Farmers Market Sweet Potato, Carrot and Leek Soup

(Makes at least 3-4 medium-sized bowls of soup)

  • 2 medium-sized sweet potatoes
  • 6 medium-sized carrots
  • 3 large leeks
  • Chicken stock
  • Juice of 1 lemon
  • Ginger
  • Cinnamon
  • Crushed red pepper
  1. Peel and roughly chop sweet potatoes and carrot into small cubes. (I think cutting the veg smaller makes them easier to chop in the blender.)
  2. Slice off the dark green part of the leeks, and dice the white and very light green parts. Rinse the diced leeks in water. Start in a pot with olive oil over low-medium heat. Add salt and pepper and stir until leeks have softened.
  3. Add sweet potatoes and carrots and stir to combine. Add dried ginger, cinnamon (don’t go crazy on this one) and crushed red pepper.
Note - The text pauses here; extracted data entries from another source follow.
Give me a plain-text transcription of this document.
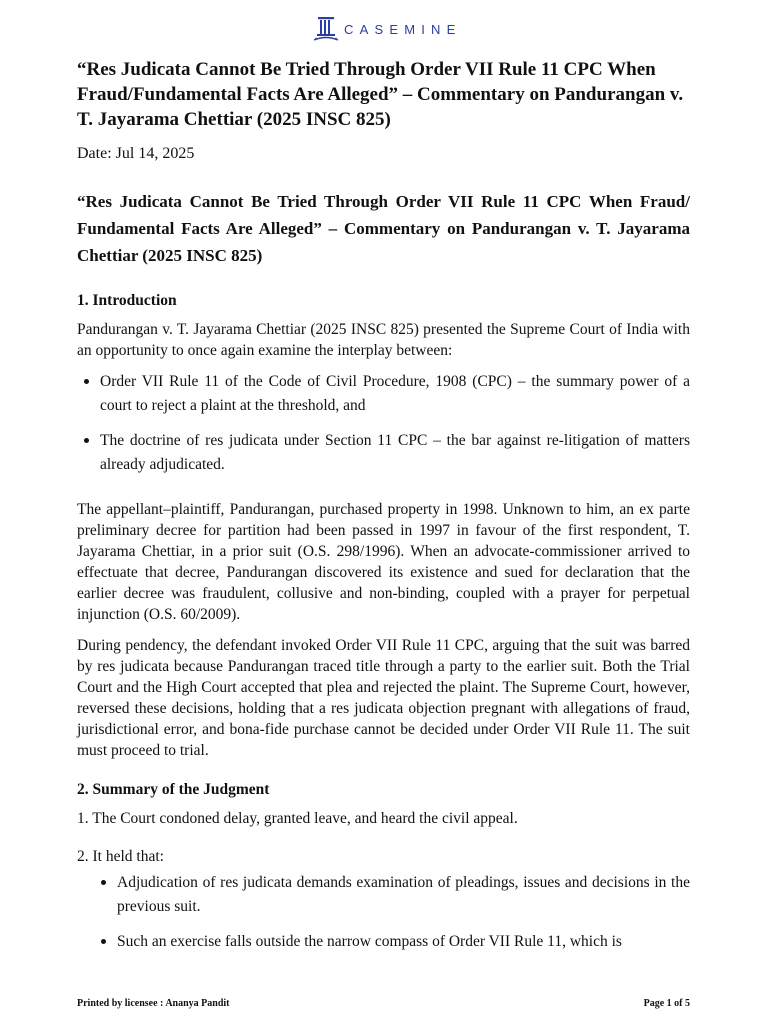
CASEMINE
“Res Judicata Cannot Be Tried Through Order VII Rule 11 CPC When Fraud/Fundamental Facts Are Alleged” – Commentary on Pandurangan v. T. Jayarama Chettiar (2025 INSC 825)

Date: Jul 14, 2025

“Res Judicata Cannot Be Tried Through Order VII Rule 11 CPC When Fraud/ Fundamental Facts Are Alleged” – Commentary on Pandurangan v. T. Jayarama Chettiar (2025 INSC 825)
1. Introduction

Pandurangan v. T. Jayarama Chettiar (2025 INSC 825) presented the Supreme Court of India with an opportunity to once again examine the interplay between:

Order VII Rule 11 of the Code of Civil Procedure, 1908 (CPC) – the summary power of a court to reject a plaint at the threshold, and
The doctrine of res judicata under Section 11 CPC – the bar against re‑litigation of matters already adjudicated.

The appellant–plaintiff, Pandurangan, purchased property in 1998. Unknown to him, an ex parte preliminary decree for partition had been passed in 1997 in favour of the first respondent, T. Jayarama Chettiar, in a prior suit (O.S. 298/1996). When an advocate-commissioner arrived to effectuate that decree, Pandurangan discovered its existence and sued for declaration that the earlier decree was fraudulent, collusive and non‑binding, coupled with a prayer for perpetual injunction (O.S. 60/2009).

During pendency, the defendant invoked Order VII Rule 11 CPC, arguing that the suit was barred by res judicata because Pandurangan traced title through a party to the earlier suit. Both the Trial Court and the High Court accepted that plea and rejected the plaint. The Supreme Court, however, reversed these decisions, holding that a res judicata objection pregnant with allegations of fraud, jurisdictional error, and bona‑fide purchase cannot be decided under Order VII Rule 11. The suit must proceed to trial.

2. Summary of the Judgment

1. The Court condoned delay, granted leave, and heard the civil appeal.

2. It held that:

Adjudication of res judicata demands examination of pleadings, issues and decisions in the previous suit.
Such an exercise falls outside the narrow compass of Order VII Rule 11, which is
Printed by licensee : Ananya Pandit	Page 1 of 5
  4. Add chicken stock, enough to cover the vegetables completely. Bring to a boil, then turn down heat to a simmer.
  5. When potatoes and carrots are tender, remove from heat and pour into a blender.
  6. Puree until smooth. Depending on the quality of your blender, this could either take a few minutes or a bit longer. The soup should have a smooth consistency without any chunks. If the soup is too thick, add stock to thin it out.
  7. Add lemon juice to pureed soup. Keep in mind that you might not need all of the lemon juice, so add it to taste.
  8. Double check for seasoning (does it need more salt?), and enjoy.